Here are some interesting things you can see in the logs.

First, it is traffic_path. Sometimes you can see value "8" in the logs that are connected to the NAT Gateway, that is,"Through an internet gateway" - see Available fields.

Why Internet Gateway? Because the traffic comes from the private network to the NAT Gateway, but then it goes to the Internet through the Internet Gateway — see One to Many: Evolving VPC Design.

`pkt_src_aws_service`, `pkt_dst_aws_service`, and finding a service

A note about addresses that are not from our network, that is, some external services.

In the pkt_src_aws_service and pkt_dst_aws_service fields, you can often see an entry like_"EC2_" or_"AMAZON_" - but this does not tell us anything.

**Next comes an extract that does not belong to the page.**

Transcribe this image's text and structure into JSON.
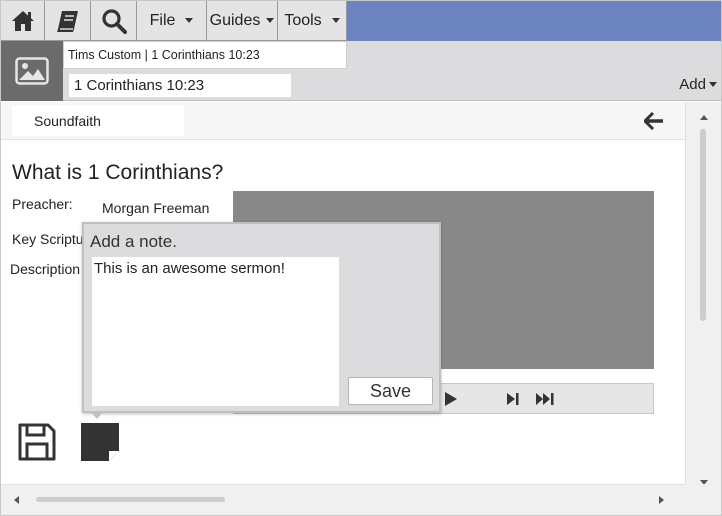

Moreover, the AWS Technical Support itself could not tell me what kind of services the packets are going to.

But here is a dirty hack: if we see port 443 in src_port/dst_port, we can simply open the IP in the browser where we will get an SSL error, and the error will contain the name of the service for which this certificate was issued.

For example, above we saw that pkt_src_aws_service == AMAZON. If you open https://52.46.154.111, you will see what exactly is on this IP:

Similarly, there will be records like monitoring.us-east-1.amazonaws.com for AWS CloudWatch or athena.us-east-1.amazonaws.com for AWS Athena.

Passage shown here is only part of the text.